The Dow Jones industrial index, which last week dropped below the psychologically-important 10,000 barrier, fell to its lowest point of the year, as retail, home building and other cyclical stocks took a pounding in expectation of a consumer-spending slump. It closed at 9,610.01, down 2.35 per cent.

The Standard and Poor index of the 500 most commonly traded shares fell almost to its three-year low. The index, against which money managers judge the performance of their own portfolios, broke through its 2-1/2-year closing low of 1,103.25 recorded in late March, closing at 1,085.88. The last time the S&P ended below 1,092.10 was on October 28th, 1998 when it fell to 1,068.10.

The Nasdaq also slid for most of the day but came off its lows on news from Dell Computer that its forecast for the fourth quarter was on track. It was down 17.49 points, or just 1.03 per cent, closing at 1,688.15.

"The market wants some sign we're coming out of an economic nuclear winter, but there's no sign of an improving economy. In fact, it seems to be getting worse," said Mr Larry Wachtel, a stock market analyst with Prudential Securities.

US investors returning from holidays had been hoping for a rally, but with a mix of gloomy indicators and renewed profit warnings through the summer months, the market has continued its late August slide.

US consumer spending drives two-thirds of the world's biggest economy and the surge in unemployment is expected to lead to a significant downturn in retail sales.

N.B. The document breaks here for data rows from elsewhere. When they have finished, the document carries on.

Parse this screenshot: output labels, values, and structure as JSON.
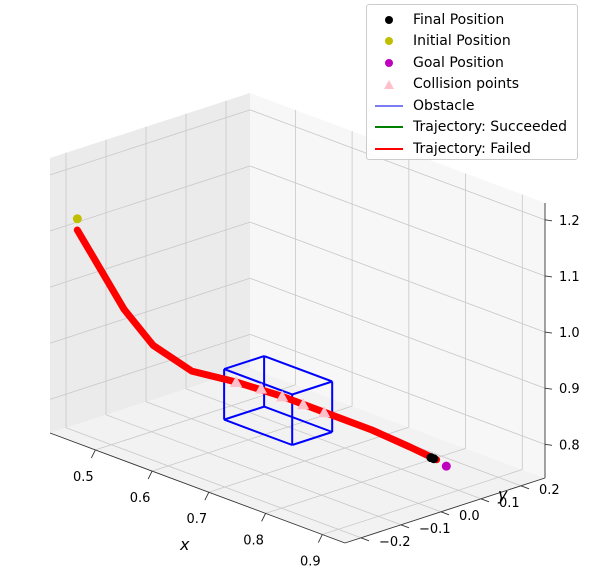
{
  "chart_data": {
    "type": "scatter",
    "projection": "3d",
    "title": "",
    "xlabel": "x",
    "ylabel": "y",
    "zlabel": "",
    "x_ticks": [
      "0.5",
      "0.6",
      "0.7",
      "0.8",
      "0.9"
    ],
    "y_ticks": [
      "−0.2",
      "−0.1",
      "0.0",
      "0.1",
      "0.2"
    ],
    "z_ticks": [
      "0.8",
      "0.9",
      "1.0",
      "1.1",
      "1.2"
    ],
    "grid": true,
    "legend_position": "top-right",
    "legend": [
      {
        "label": "Final Position",
        "marker": "dot",
        "color": "#000000"
      },
      {
        "label": "Initial Position",
        "marker": "dot",
        "color": "#bfbf00"
      },
      {
        "label": "Goal Position",
        "marker": "dot",
        "color": "#bf00bf"
      },
      {
        "label": "Collision points",
        "marker": "triangle",
        "color": "#ffc0cb"
      },
      {
        "label": "Obstacle",
        "marker": "line",
        "color": "#7b7bf2"
      },
      {
        "label": "Trajectory: Succeeded",
        "marker": "line",
        "color": "#008000"
      },
      {
        "label": "Trajectory: Failed",
        "marker": "line",
        "color": "#ff0000"
      }
    ],
    "series": [
      {
        "name": "Trajectory: Failed",
        "color": "#ff0000",
        "points": [
          [
            0.44,
            -0.2,
            1.1
          ],
          [
            0.46,
            -0.17,
            1.03
          ],
          [
            0.48,
            -0.14,
            0.96
          ],
          [
            0.51,
            -0.11,
            0.9
          ],
          [
            0.55,
            -0.07,
            0.86
          ],
          [
            0.6,
            -0.03,
            0.85
          ],
          [
            0.66,
            0.0,
            0.84
          ],
          [
            0.72,
            0.02,
            0.83
          ],
          [
            0.79,
            0.04,
            0.82
          ],
          [
            0.85,
            0.05,
            0.81
          ],
          [
            0.89,
            0.06,
            0.8
          ]
        ]
      },
      {
        "name": "Collision points",
        "color": "#ffc0cb",
        "points": [
          [
            0.6,
            -0.03,
            0.85
          ],
          [
            0.63,
            -0.01,
            0.845
          ],
          [
            0.66,
            0.0,
            0.84
          ],
          [
            0.69,
            0.01,
            0.835
          ],
          [
            0.72,
            0.02,
            0.83
          ]
        ]
      },
      {
        "name": "Initial Position",
        "color": "#bfbf00",
        "points": [
          [
            0.44,
            -0.2,
            1.12
          ]
        ]
      },
      {
        "name": "Goal Position",
        "color": "#bf00bf",
        "points": [
          [
            0.9,
            0.07,
            0.79
          ]
        ]
      },
      {
        "name": "Final Position",
        "color": "#000000",
        "points": [
          [
            0.88,
            0.06,
            0.8
          ],
          [
            0.885,
            0.06,
            0.8
          ]
        ]
      }
    ],
    "obstacle": {
      "name": "Obstacle",
      "color": "#0000ff",
      "box": {
        "x": [
          0.6,
          0.72
        ],
        "y": [
          -0.06,
          0.04
        ],
        "z": [
          0.79,
          0.88
        ]
      }
    }
  }
}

The unemployment rate had hovered around 4.5 per cent since April, but laid-off workers are not finding new jobs as quickly as before.

Manufacturing was once again hardest hit, and has now lost one million jobs since July last year. The August decline of 141,000 manufacturing jobs was the largest so far this year, with almost every major manufacturing industry losing jobs in August.

The service sector increased employment by 72,000 as health services continued to add jobs, but retail employment was down in August as restaurants and bars lost 30,000 jobs following a large increase in July. Hotel employment also continued to fall, with job losses since March now totalling 42,000.

The August jobless rate is still low by historical standards but is sharply up from the level of 3.9 per cent last year, the lowest in 30 years.